As Dodge’s team is about to sink, just as the league itself, he tempts the prodigy Rutherford, as well as his conniving agent (Jonathan Pryce), to sign with Duluth in desperation that he’ll the rise the income, lure fans from everywhere and maybe find the future of professional football.

All the while this is occurring; Miss Lexie Littleton (Renee Zellweger) performs her role as a femme fatale Chicago journalist. Her job: to get all lovey-dovey with Rutherford and try to exploit his military stories as a lie. Of course Dodge will try to find his way to Littleton’s heart (dialogue exchange between these two is satisfaction guarantee).

This in turn creates a rivalry between the first prodigy of professional football and the first legend. Their battleground is a swamp like environment field which pits a set of newbies, with a set of new rules that will change the game forever, against the old timers, led by Dodge, who still drink heavily before every big game.

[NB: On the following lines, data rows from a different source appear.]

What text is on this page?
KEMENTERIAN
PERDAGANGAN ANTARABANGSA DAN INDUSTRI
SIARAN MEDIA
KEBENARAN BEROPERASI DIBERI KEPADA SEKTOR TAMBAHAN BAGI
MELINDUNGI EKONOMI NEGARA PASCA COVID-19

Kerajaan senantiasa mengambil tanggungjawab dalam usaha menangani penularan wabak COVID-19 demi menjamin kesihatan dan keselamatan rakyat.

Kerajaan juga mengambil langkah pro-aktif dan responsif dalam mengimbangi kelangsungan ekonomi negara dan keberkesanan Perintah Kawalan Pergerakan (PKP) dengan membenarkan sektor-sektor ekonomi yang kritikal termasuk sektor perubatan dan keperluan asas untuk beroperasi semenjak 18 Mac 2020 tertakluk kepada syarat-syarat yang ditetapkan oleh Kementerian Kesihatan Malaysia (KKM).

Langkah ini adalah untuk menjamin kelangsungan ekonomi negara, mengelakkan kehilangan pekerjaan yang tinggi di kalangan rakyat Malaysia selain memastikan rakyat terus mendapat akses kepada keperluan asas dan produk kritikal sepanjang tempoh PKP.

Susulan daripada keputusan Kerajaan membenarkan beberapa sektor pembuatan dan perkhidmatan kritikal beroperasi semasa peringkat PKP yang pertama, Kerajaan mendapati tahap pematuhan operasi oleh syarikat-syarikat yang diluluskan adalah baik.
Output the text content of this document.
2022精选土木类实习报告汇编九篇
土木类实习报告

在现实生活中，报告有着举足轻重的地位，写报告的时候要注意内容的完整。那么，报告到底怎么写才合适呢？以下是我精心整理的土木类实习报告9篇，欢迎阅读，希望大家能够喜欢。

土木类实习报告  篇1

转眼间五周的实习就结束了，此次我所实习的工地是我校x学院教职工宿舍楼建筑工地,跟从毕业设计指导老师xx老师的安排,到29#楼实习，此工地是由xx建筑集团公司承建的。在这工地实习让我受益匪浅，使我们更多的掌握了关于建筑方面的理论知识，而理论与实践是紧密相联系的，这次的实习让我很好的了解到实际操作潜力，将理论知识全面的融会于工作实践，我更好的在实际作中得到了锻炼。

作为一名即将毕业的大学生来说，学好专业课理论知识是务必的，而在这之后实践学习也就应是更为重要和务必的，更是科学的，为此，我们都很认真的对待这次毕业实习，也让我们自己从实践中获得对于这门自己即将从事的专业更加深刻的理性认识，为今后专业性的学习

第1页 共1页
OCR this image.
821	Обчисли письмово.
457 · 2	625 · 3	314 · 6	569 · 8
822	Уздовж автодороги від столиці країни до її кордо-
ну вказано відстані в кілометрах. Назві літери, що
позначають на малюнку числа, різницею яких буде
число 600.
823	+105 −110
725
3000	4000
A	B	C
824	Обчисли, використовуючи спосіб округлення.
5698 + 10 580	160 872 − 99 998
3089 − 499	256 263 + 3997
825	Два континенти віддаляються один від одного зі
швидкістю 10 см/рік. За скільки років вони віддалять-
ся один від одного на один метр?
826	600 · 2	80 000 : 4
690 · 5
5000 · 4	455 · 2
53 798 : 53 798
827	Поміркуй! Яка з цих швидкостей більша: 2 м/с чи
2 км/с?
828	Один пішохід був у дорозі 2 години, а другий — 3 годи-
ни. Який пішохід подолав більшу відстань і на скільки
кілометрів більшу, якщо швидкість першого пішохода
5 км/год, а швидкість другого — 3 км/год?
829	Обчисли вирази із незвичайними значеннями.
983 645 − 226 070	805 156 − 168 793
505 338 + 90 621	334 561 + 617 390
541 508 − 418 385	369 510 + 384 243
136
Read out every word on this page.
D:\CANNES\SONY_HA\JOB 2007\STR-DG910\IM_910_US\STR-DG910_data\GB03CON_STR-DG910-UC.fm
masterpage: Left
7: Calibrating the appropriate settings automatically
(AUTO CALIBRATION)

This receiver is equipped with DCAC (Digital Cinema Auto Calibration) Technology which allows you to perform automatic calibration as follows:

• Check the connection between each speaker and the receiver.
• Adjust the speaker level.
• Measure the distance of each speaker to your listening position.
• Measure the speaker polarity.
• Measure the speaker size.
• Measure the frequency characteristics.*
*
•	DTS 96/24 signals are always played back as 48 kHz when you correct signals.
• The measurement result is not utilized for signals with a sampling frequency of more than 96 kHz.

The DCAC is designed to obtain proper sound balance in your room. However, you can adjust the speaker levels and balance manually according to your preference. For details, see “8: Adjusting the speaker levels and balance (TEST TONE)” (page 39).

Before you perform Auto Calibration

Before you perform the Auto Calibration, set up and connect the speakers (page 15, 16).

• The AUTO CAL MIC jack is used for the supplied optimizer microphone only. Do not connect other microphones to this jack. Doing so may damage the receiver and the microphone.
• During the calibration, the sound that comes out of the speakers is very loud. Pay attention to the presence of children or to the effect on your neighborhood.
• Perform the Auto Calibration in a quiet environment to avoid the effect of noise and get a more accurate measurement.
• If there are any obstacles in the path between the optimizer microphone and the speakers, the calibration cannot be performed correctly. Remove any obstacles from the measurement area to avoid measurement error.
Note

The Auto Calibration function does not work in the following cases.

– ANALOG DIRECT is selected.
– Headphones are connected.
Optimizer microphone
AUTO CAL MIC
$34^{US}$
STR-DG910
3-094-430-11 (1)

There’s a whiff of fresh air when Clooney gets behind the camera. Not only does he demonstrate a love triangle but puts his thumb on the evolution of pro football; salary cap issues, a commissioner being appointed, free agents and endorsements. A time in football when all we have is black and white photos, Clooney extracts colors from an unlimited palette and gives this history the life it needs. He knows what Hollywood is lacking, and what it’s yearning for, and serves up what he feels is the anecdote to such crude comedies that wouldn’t cut it in the 40s.